In the fabric alley at the Hamadiya market, Khadra bought a long piece of tissuey silk fabric. "You can pull the whole thing through a ring," said the merchant, for it was that fine-"Bangalore silk," he said, and in a brilliant tangerine color, Teta's favorite. Khadra cut it in half and had the hems finished with a rolled edge at a tailor shop. Two magnificent scarves resulted.

"One for you, one for me," she said to Teta.

"What an unsuitable color for an elderly widow to wear. I love it!" TEta beamed and began dancing with the fabric and riffing Asmahan and Leila Murad. "Sweet, sweet, sweet, how sweet the wo- orld, full of pretty things for a pretty gi-irl... "

Khadra told her the bit about how you could pass it through a ring and, as she expected, Teta loved that.

"Te'ebrini, "Teta said. "That reminds me.

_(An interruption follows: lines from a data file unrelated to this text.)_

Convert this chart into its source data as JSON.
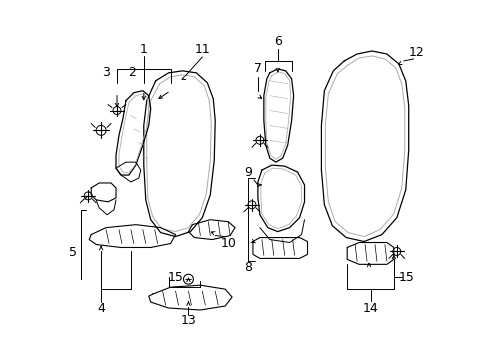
{
  "bg_color": "#ffffff",
  "line_color": "#000000",
  "gray_color": "#aaaaaa",
  "fig_width": 4.89,
  "fig_height": 3.6,
  "dpi": 100
}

I have something to give you." She took a flat screwdriver from the kitchen. "Follow me," she said, and trudged into her bedroom. "Pull my bed back, darling," she said to Khadra. It was an ancient iron bedstead with a thin mattress. "Oof!" Teta said, pulling up a little stool and lowering herself onto it. "Now then. This is where we hid things from the Turks in the olden days," she said, prying first one twelve-inch tile, then another. "My grandfather supported Arab independence -though not by putting his faith in the British, mind you! He said that was out of the frying pan, into the fire. He wanted independence from the Turks and the West. Well, his brother was part of the pro-Turk caliphate movement. They quarreled, and the Khalifa movement brother turned in the Arab nationalist brother. Yes, family drama-betrayal-enough for a whole soap opera! They came hunting for him." One tile had been pried up and you could see a dark void beneath. "Khadra, te'ebrini, this is too much work for me. My back."